In his supplemental brief, Defendant generally raises the same arguments his prior counsel raised in the initial Motion to Suppress and at the February 10, 2020 hearing. Specifically, Defendant argues: (1) the affidavit was "improperly and illegally executed, the information in affidavit was never initialed by magistrate, and information was stale, which constitutes false swearing" (presumably, attacking the April 3, 2017 date for the CI controlled buy); (2) the affidavit and warrant were unconstitutionally vague regarding the items sought to be seized; (3) the confidential informant identified in the affidavit was not reliable and his statements were not corroborated; and (4) the no-knock request was not supported by probable cause. Doc. 281. Defendant also suggests that the search warrant was not left at his residence after the warrant was executed. Defendant states he asked his "boss to send [him] copies of the warrants reportedly left in a conspicuous place," but "she informed [Defendant] nothing was left behind." Id. at 2. Defendant does not provide the name of his boss or describe the circumstances of her efforts to locate the receipt. Regarding the execution of the warrant, Defendant describes the event as an "excessive force violent invasion of privacy" and "a military type invasion, destroying property (unnecessary) and assaulting homeowner with deadly weapon." Id. at 4. Defendant offers these characterizations in support of his challenge to the no-knock execution of the warrant.
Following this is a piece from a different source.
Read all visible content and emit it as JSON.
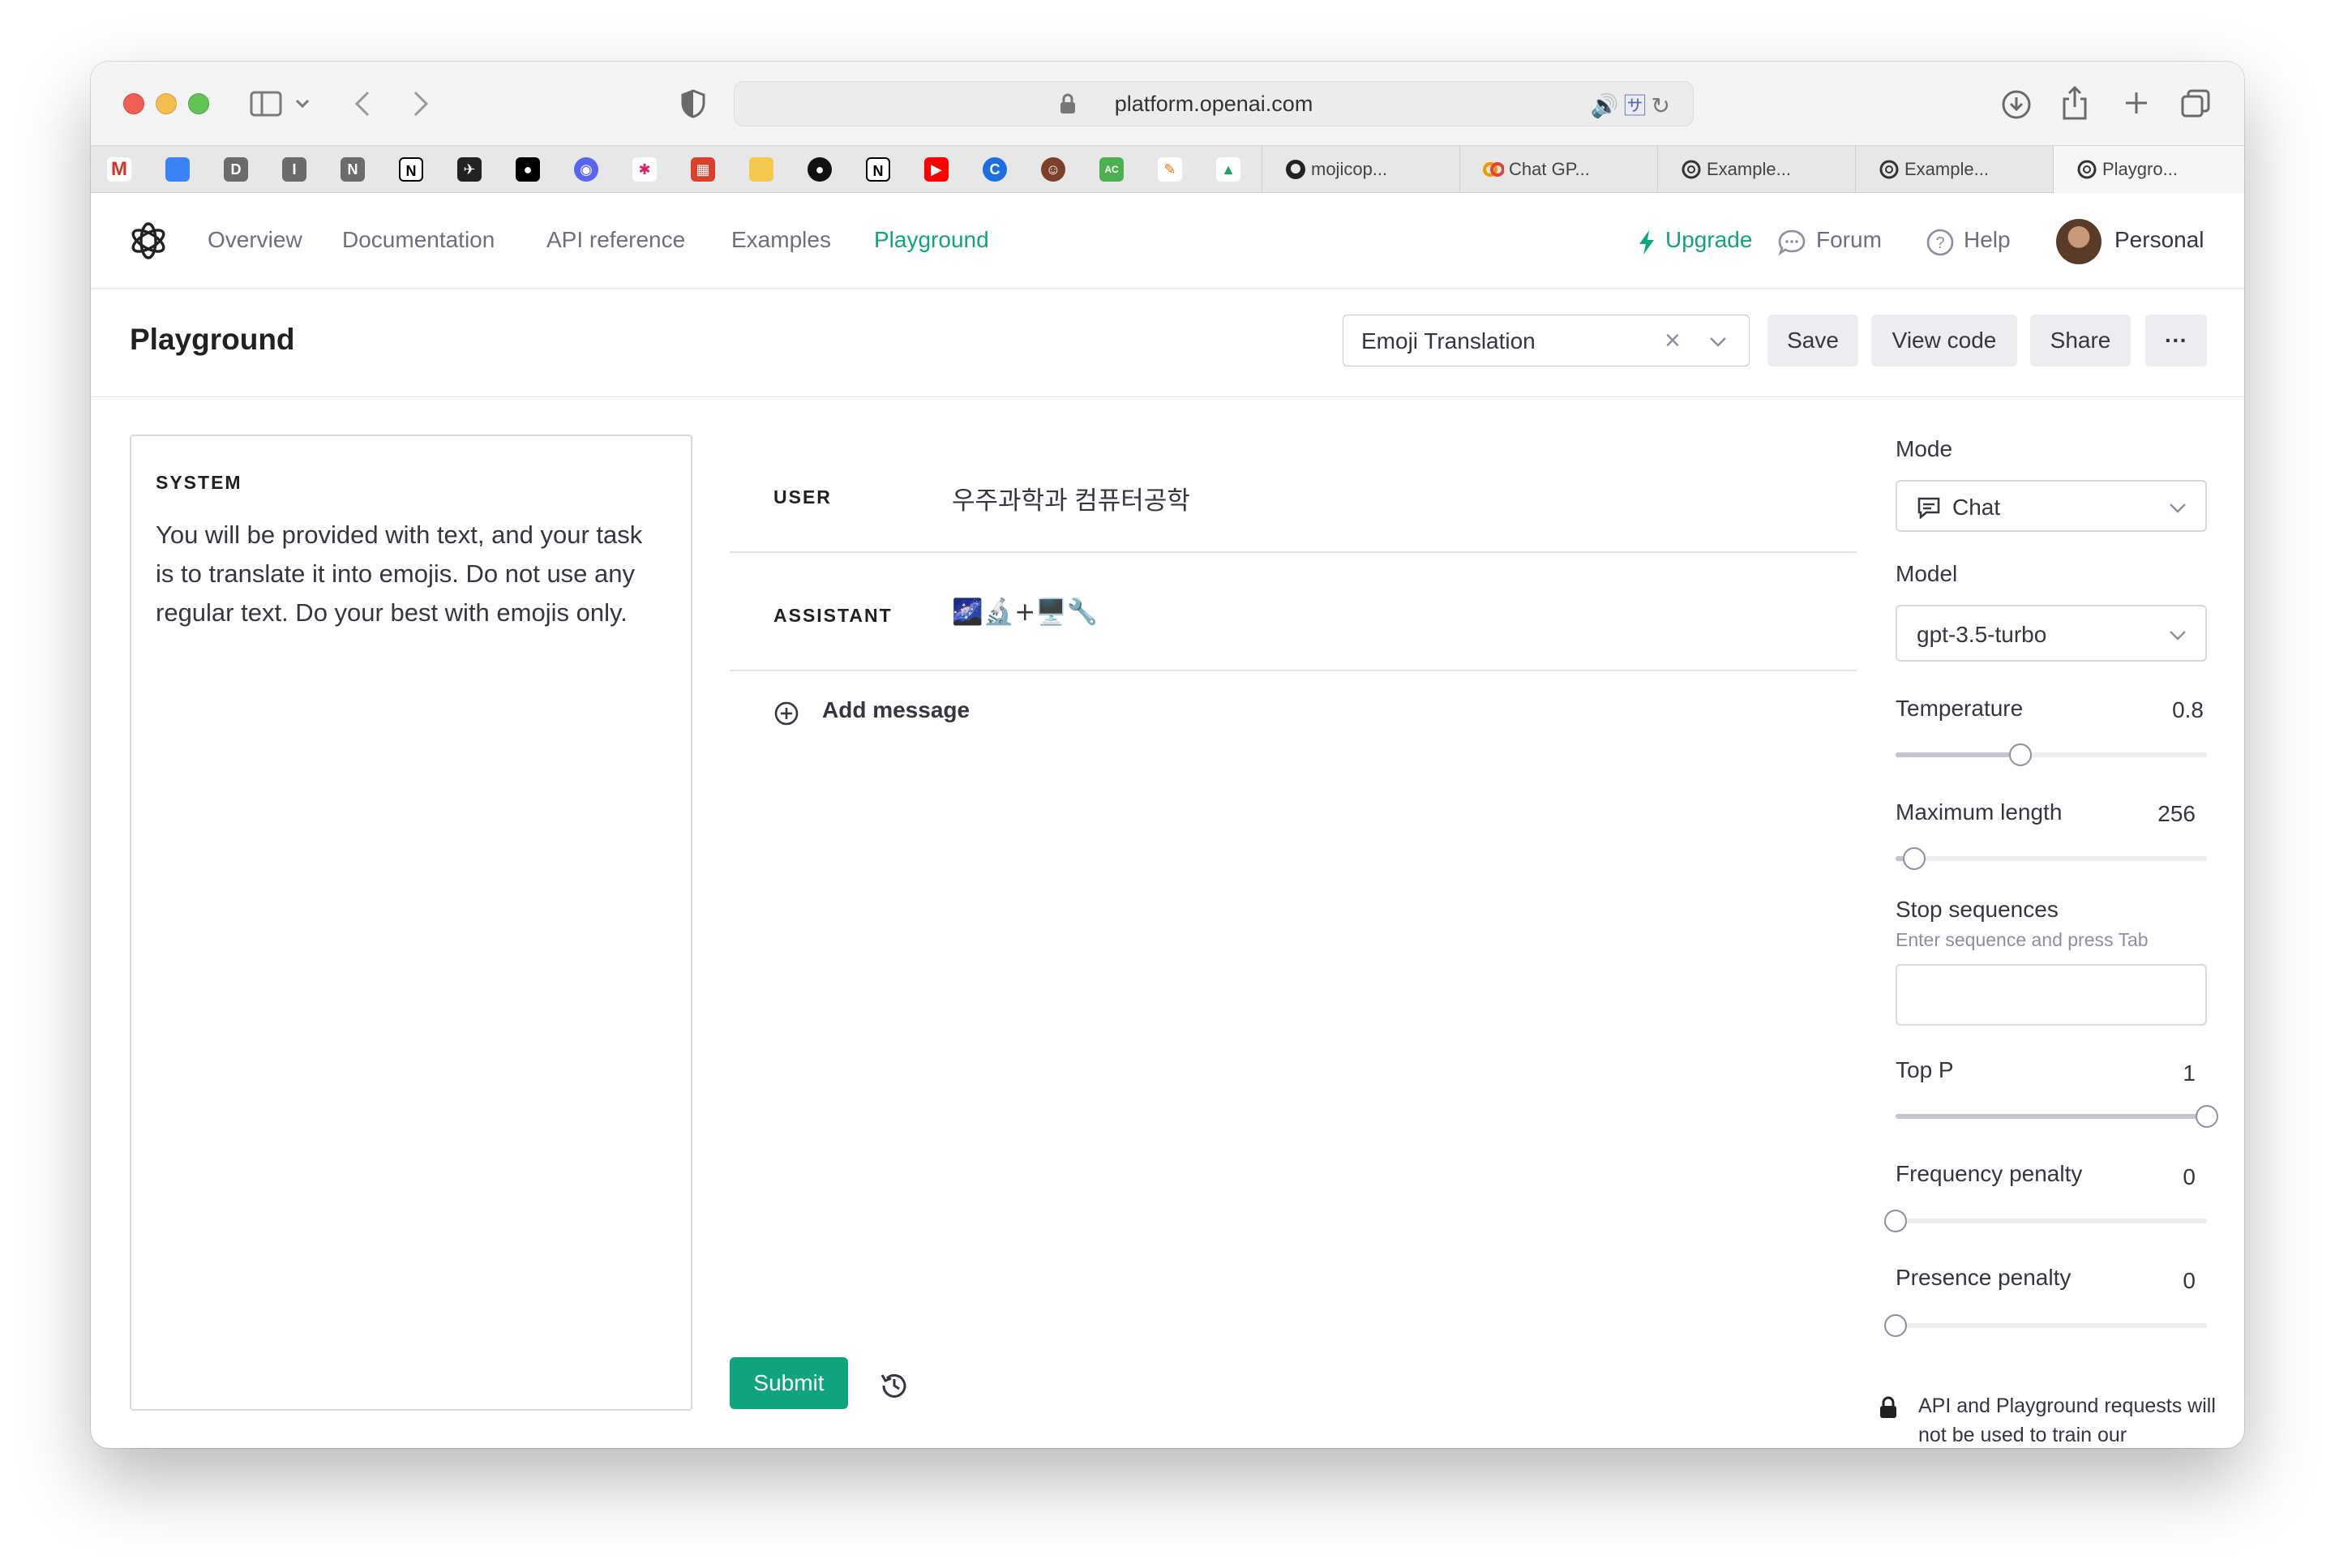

The Government filed a response to Defendant's supplement, arguing that Defendant's arguments were all raised and addressed during the February 10, 2020 hearing and stating that the Government relied on its previous arguments in opposition to the Motion. Doc. 283. Regarding execution of the warrant, the Government points to portions of Defendant's interview conducted on May 3, 2018, where Defendant stated he "poked a gun out the door" (which he clarified was "a pistol") because he wanted law enforcement to kill him. Id. at 2-3 (The Government has since provided the Court with an audio recording of the interview, which the Court has considered.). The Government argues Defendant's own actions are what caused the violent interchange during the execution of the search warrant, not any misconduct by law enforcement. Additionally, the Government argues that, even if a no-knock warrant was not permitted, and even if the officers executing the warrant failed to adequately announce their presence, no evidence should be suppressed on those grounds, as Defendant's sole remedy would be a civil suit. Id. at 3.
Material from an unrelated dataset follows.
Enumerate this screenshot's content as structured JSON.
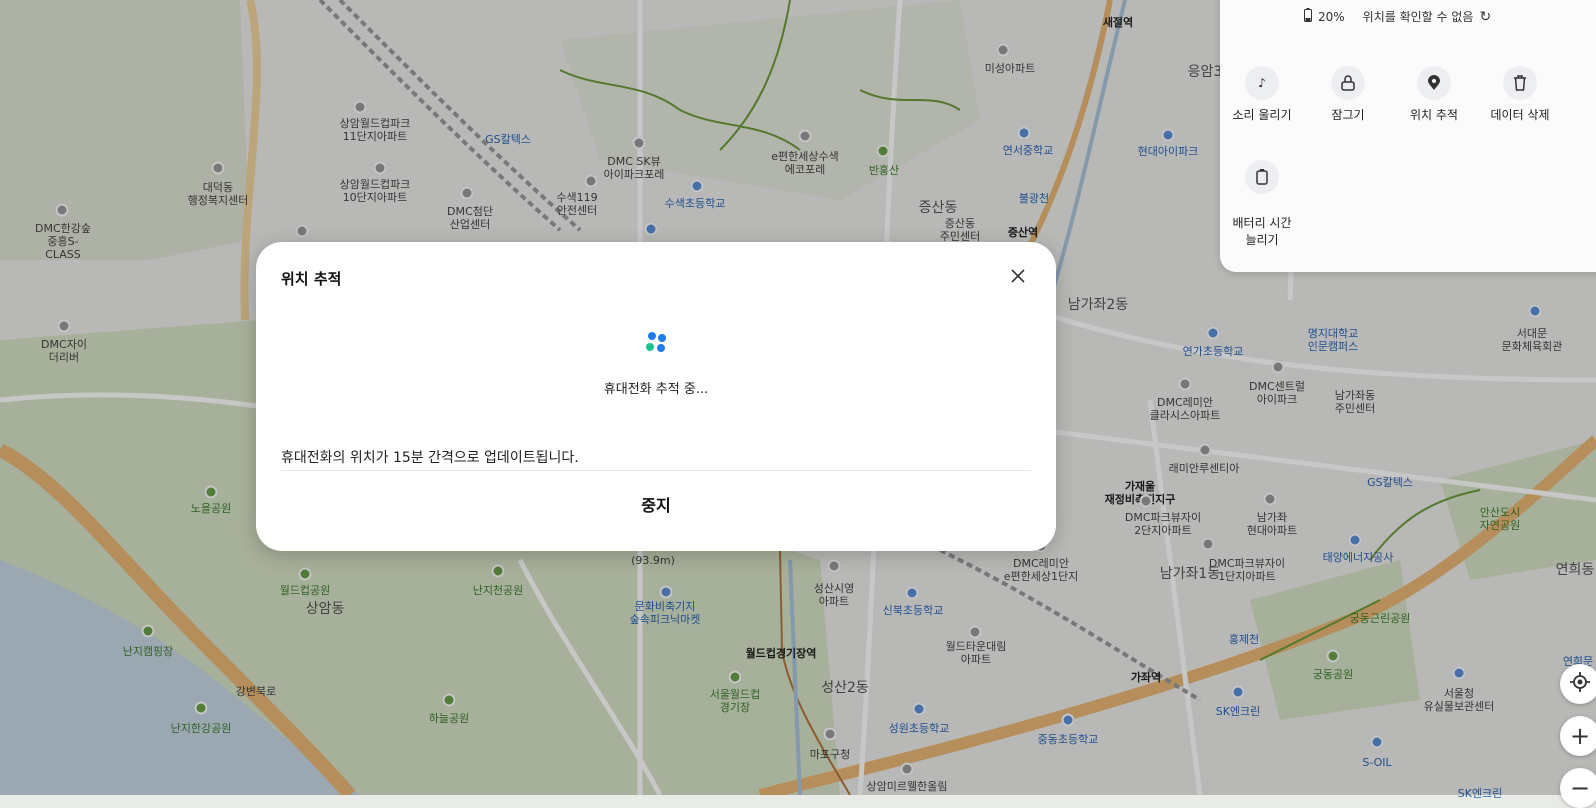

During the February 10, 2020 hearing, TFA Fields testified the officers announced their presence contemporaneous with entering Defendant's residence.
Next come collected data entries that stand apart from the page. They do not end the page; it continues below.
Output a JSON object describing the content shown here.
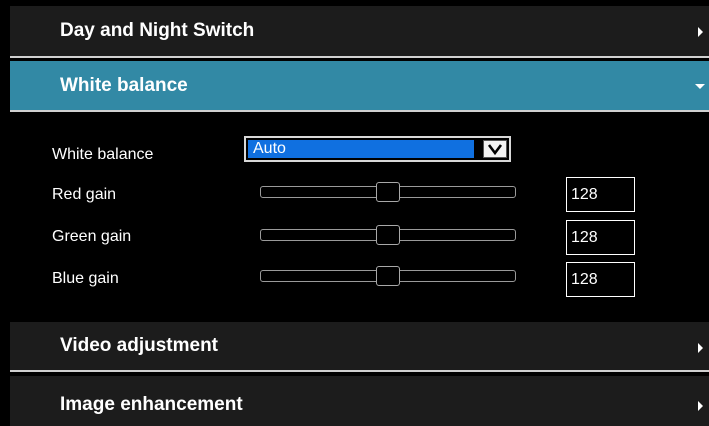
{
  "sections": {
    "day_night": {
      "title": "Day and Night Switch",
      "state": "collapsed"
    },
    "white_balance": {
      "title": "White balance",
      "state": "expanded"
    },
    "video_adjustment": {
      "title": "Video adjustment",
      "state": "collapsed"
    },
    "image_enhancement": {
      "title": "Image enhancement",
      "state": "collapsed"
    }
  },
  "white_balance_panel": {
    "mode_label": "White balance",
    "mode_value": "Auto",
    "red": {
      "label": "Red gain",
      "value": "128",
      "level": 0.5
    },
    "green": {
      "label": "Green gain",
      "value": "128",
      "level": 0.5
    },
    "blue": {
      "label": "Blue gain",
      "value": "128",
      "level": 0.5
    }
  },
  "icons": {
    "collapsed": "chevron-right-icon",
    "expanded": "chevron-down-icon",
    "select": "checkbox-down-arrow-icon"
  },
  "colors": {
    "active_header": "#3289a5",
    "header": "#1c1c1c",
    "select_highlight": "#1070e0",
    "background": "#000000"
  }
}
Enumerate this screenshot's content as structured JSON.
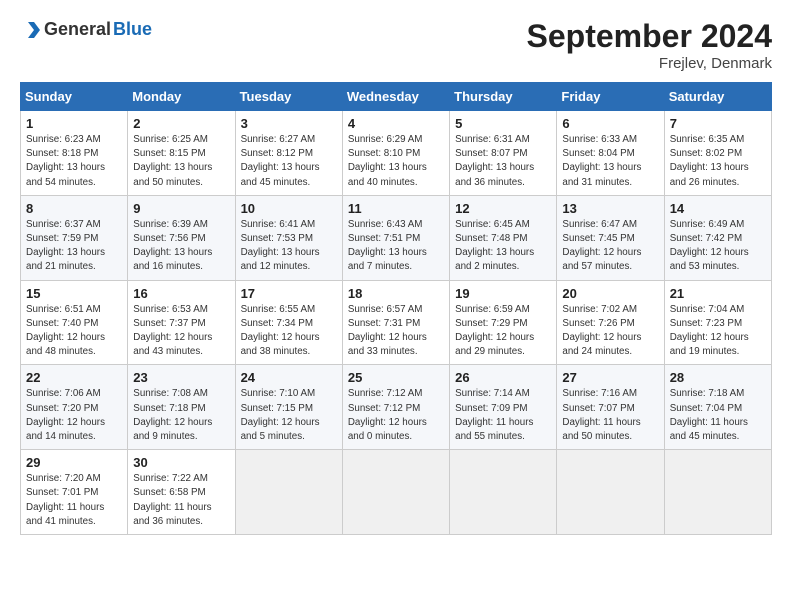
{
  "header": {
    "logo_general": "General",
    "logo_blue": "Blue",
    "title": "September 2024",
    "location": "Frejlev, Denmark"
  },
  "weekdays": [
    "Sunday",
    "Monday",
    "Tuesday",
    "Wednesday",
    "Thursday",
    "Friday",
    "Saturday"
  ],
  "weeks": [
    [
      {
        "day": "1",
        "sunrise": "6:23 AM",
        "sunset": "8:18 PM",
        "daylight": "13 hours and 54 minutes."
      },
      {
        "day": "2",
        "sunrise": "6:25 AM",
        "sunset": "8:15 PM",
        "daylight": "13 hours and 50 minutes."
      },
      {
        "day": "3",
        "sunrise": "6:27 AM",
        "sunset": "8:12 PM",
        "daylight": "13 hours and 45 minutes."
      },
      {
        "day": "4",
        "sunrise": "6:29 AM",
        "sunset": "8:10 PM",
        "daylight": "13 hours and 40 minutes."
      },
      {
        "day": "5",
        "sunrise": "6:31 AM",
        "sunset": "8:07 PM",
        "daylight": "13 hours and 36 minutes."
      },
      {
        "day": "6",
        "sunrise": "6:33 AM",
        "sunset": "8:04 PM",
        "daylight": "13 hours and 31 minutes."
      },
      {
        "day": "7",
        "sunrise": "6:35 AM",
        "sunset": "8:02 PM",
        "daylight": "13 hours and 26 minutes."
      }
    ],
    [
      {
        "day": "8",
        "sunrise": "6:37 AM",
        "sunset": "7:59 PM",
        "daylight": "13 hours and 21 minutes."
      },
      {
        "day": "9",
        "sunrise": "6:39 AM",
        "sunset": "7:56 PM",
        "daylight": "13 hours and 16 minutes."
      },
      {
        "day": "10",
        "sunrise": "6:41 AM",
        "sunset": "7:53 PM",
        "daylight": "13 hours and 12 minutes."
      },
      {
        "day": "11",
        "sunrise": "6:43 AM",
        "sunset": "7:51 PM",
        "daylight": "13 hours and 7 minutes."
      },
      {
        "day": "12",
        "sunrise": "6:45 AM",
        "sunset": "7:48 PM",
        "daylight": "13 hours and 2 minutes."
      },
      {
        "day": "13",
        "sunrise": "6:47 AM",
        "sunset": "7:45 PM",
        "daylight": "12 hours and 57 minutes."
      },
      {
        "day": "14",
        "sunrise": "6:49 AM",
        "sunset": "7:42 PM",
        "daylight": "12 hours and 53 minutes."
      }
    ],
    [
      {
        "day": "15",
        "sunrise": "6:51 AM",
        "sunset": "7:40 PM",
        "daylight": "12 hours and 48 minutes."
      },
      {
        "day": "16",
        "sunrise": "6:53 AM",
        "sunset": "7:37 PM",
        "daylight": "12 hours and 43 minutes."
      },
      {
        "day": "17",
        "sunrise": "6:55 AM",
        "sunset": "7:34 PM",
        "daylight": "12 hours and 38 minutes."
      },
      {
        "day": "18",
        "sunrise": "6:57 AM",
        "sunset": "7:31 PM",
        "daylight": "12 hours and 33 minutes."
      },
      {
        "day": "19",
        "sunrise": "6:59 AM",
        "sunset": "7:29 PM",
        "daylight": "12 hours and 29 minutes."
      },
      {
        "day": "20",
        "sunrise": "7:02 AM",
        "sunset": "7:26 PM",
        "daylight": "12 hours and 24 minutes."
      },
      {
        "day": "21",
        "sunrise": "7:04 AM",
        "sunset": "7:23 PM",
        "daylight": "12 hours and 19 minutes."
      }
    ],
    [
      {
        "day": "22",
        "sunrise": "7:06 AM",
        "sunset": "7:20 PM",
        "daylight": "12 hours and 14 minutes."
      },
      {
        "day": "23",
        "sunrise": "7:08 AM",
        "sunset": "7:18 PM",
        "daylight": "12 hours and 9 minutes."
      },
      {
        "day": "24",
        "sunrise": "7:10 AM",
        "sunset": "7:15 PM",
        "daylight": "12 hours and 5 minutes."
      },
      {
        "day": "25",
        "sunrise": "7:12 AM",
        "sunset": "7:12 PM",
        "daylight": "12 hours and 0 minutes."
      },
      {
        "day": "26",
        "sunrise": "7:14 AM",
        "sunset": "7:09 PM",
        "daylight": "11 hours and 55 minutes."
      },
      {
        "day": "27",
        "sunrise": "7:16 AM",
        "sunset": "7:07 PM",
        "daylight": "11 hours and 50 minutes."
      },
      {
        "day": "28",
        "sunrise": "7:18 AM",
        "sunset": "7:04 PM",
        "daylight": "11 hours and 45 minutes."
      }
    ],
    [
      {
        "day": "29",
        "sunrise": "7:20 AM",
        "sunset": "7:01 PM",
        "daylight": "11 hours and 41 minutes."
      },
      {
        "day": "30",
        "sunrise": "7:22 AM",
        "sunset": "6:58 PM",
        "daylight": "11 hours and 36 minutes."
      },
      null,
      null,
      null,
      null,
      null
    ]
  ]
}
Defendant's Motion to Suppress is now ripe for resolution. In reaching the conclusions below, the undersigned has considered Defendant's original Motion, the Government's Response, all argument and evidence presented at the March 18, 2020 hearing, Defendant's supplemental brief, the Government's response to Defendant's supplemental brief, and the audio recording of Defendant's May 3, 2018 interview.

IV. Analysis

Defendant contends the warrant and subsequent search in this case were not supported by probable cause because the warrant contained an error about the date of the controlled buy, the warrant was not sufficiently specific, and the CI who provided information to law enforcement was not sufficiently reliable. Defendant also contends the search was executed in an unconstitutional manner and the officers executing the search failed to leave a copy of the warrant at Defendant's residence. Defendant argues that, as a result, all evidence seized during the search should be suppressed.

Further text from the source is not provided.